"I'm 22 years down the road and it's still something I'm dealing with."

Crystal Woodman Miller remembers the weight of what it felt like to be at Day 1, or "Ground Zero," after the Columbine High School shooting 22 years ago.

"There's nothing that makes sense in those days."

As the victims' families, as well as the Boulder and Colorado community, grieve and survey the aftermath of the horrific King Soopers mass shooting, which took 10 lives. OCN had the privilege to be on a Zoom call with Miller today to capture her thoughts on the King Soopers mass shooting. Miller, thankfully, isn't activated by these familiar and terrifying images; she's experienced tremendous healing over the past 22 years, but she notes: 

"I can very easily tap back into the feelings and the emotions and remember the chaos, the fear, the panic, the sadness, and the grief and the stages that you go through. It's so intense for such a long time that my heart just breaks for the people who are immediately involved. My heart breaks and grieves for these people knowing the journey they have to face, knowing that they are at Day 1, Ground Zero, of a very long process and journey, and all that entails. I'm 22 years down the road, and it's still something I'm dealing with." 

When asked about the extraordinary account of mass shootings within Colorado, Miller stated:

"It's Colorado community that's grieving yet again. It feels like the hits just keep coming to Colorado. More than any other state, we've had more of these mass attacks. It's hard to wrap your head and heart around the magnitude of that alone of how much our community has been hit." 

We asked Miller if she could imagine if we had social media back in Columbine 22 years ago:

"I can't even begin to fathom the mess that would have been—that social media would have caused ... The Columbine survivors really came together and unified as a community 'because we had to.' There wasn't all these outside voices ... we really gelled as a community and came together because we realized how important it was—we needed one another; we needed community. And those of us a part of the community could also have a better understanding of what we had been through. It's really hard for outsiders to come in with opinions and their thoughts and ideas, and so we really focused in. And now what I've seen, down the road ... by and large social media is more of a hindrance and a roadblock to healing because you immediately have people coming in with they're angry: this person wants guns; this person doesn't, so then that becomes a forum for them to begin debating, fighting over this political issue ... it becomes such a storm, a mess for people to give their thoughts and opinions."

She notes there are some really beautiful things going on through social media with fundraisers and people with beautiful hearts, but especially in the initial days, social media causes more damage:  

"Especially in the initial days, it is so important when people just say, 'Love you,' 'I'm praying for you,' 'We're here for you,' thoughts, prayers, and condolences.

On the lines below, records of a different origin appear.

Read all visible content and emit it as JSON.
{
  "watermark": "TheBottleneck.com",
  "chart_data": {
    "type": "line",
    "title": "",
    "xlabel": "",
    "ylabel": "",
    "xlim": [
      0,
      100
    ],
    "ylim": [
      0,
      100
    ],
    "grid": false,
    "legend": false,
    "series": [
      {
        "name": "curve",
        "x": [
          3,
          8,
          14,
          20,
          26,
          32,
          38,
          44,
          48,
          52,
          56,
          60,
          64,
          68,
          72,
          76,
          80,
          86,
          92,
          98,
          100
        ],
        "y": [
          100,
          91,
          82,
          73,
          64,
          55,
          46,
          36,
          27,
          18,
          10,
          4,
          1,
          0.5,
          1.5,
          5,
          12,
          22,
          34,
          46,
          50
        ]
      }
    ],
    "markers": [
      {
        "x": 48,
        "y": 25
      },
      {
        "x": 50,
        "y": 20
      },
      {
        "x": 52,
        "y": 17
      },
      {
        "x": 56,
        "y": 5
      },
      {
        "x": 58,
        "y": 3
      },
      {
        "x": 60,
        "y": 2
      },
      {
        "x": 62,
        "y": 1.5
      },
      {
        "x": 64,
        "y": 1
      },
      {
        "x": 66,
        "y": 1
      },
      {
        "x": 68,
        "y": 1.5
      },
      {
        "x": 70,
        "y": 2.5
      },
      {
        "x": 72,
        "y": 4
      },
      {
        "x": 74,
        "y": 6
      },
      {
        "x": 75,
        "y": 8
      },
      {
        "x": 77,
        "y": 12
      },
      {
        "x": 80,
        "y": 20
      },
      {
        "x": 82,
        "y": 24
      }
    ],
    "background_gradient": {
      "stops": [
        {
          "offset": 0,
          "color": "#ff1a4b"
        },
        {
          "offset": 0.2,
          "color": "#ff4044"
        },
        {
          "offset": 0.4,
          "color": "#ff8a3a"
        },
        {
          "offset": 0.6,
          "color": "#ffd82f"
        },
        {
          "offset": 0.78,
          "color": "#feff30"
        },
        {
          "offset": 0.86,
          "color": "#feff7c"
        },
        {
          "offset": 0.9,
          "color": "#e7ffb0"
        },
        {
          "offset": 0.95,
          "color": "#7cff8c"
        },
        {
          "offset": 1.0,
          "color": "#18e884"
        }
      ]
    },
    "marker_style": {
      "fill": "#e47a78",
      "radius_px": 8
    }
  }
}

And even that has become something that is wrong to say. They'll get angry because people are giving condolences or saying 'We're praying for you' because 'We want action!' I think it's really a hindrance."

So where do we even start as grieving families and communities? Miller was very clear that this is just the beginning and it's imperative to allow yourself and those around you to grieve:

"People are just in shock; they are grieving. They haven't even begun to process all of their emotions, all of their feelings; it's everything they've seen and heard, let alone the implications politically or in their community."

Miller gives us three ways to begin the grieving process:

1. Sit and really feel your emotions. Be present with your emotions (anger, sadness, etc.), whatever they may be.

2. Make sure to reach out for help when you know you need it: 

  • Victim Advocate programs available at the city and county level.
  • A place of worship or like-minded organizations or people
  • A trauma-care therapist 
  • If you're a survivor, connect with a community of survivors.

3. Give yourself grace. Never rush past the grief stage. 

Miller was 16 years old when she hid under a table in the Columbine library as the shooters took the lives of her classmates. Since then, she has gone on to write an account of her harrowing story of survival, but even more importantly, her healing: Marked for Life. She continues to speak, comfort, and advocate hope on behalf of survivors of mass shootings, traveling all over the nation to be a physical presence of help in the face of tragedy, and building a network of healing for survivors which includes healing retreats

Miller is usually on the ground, interacting with survivors and victims' families, but COVID has kept her home. There was resolve in her voice, even as it broke when she spoke of her heartache for the victims and the survivors. As she hunkered down in her closet to speak with me over Zoom, there was a mutual feeling of heaviness over even having to have this conversation, but the hopeful advocate came out when she talked about there still being a deficit in mobile resources for survivors and victims' families in tragedies such as these—even 22 years later, and her resolve to help bring these resources about.

In her parting words, Miller left us all with hope:

"Hope is available to you. This is not the end, and there are steps forward and through this to get to the other side. Let yourself be helped."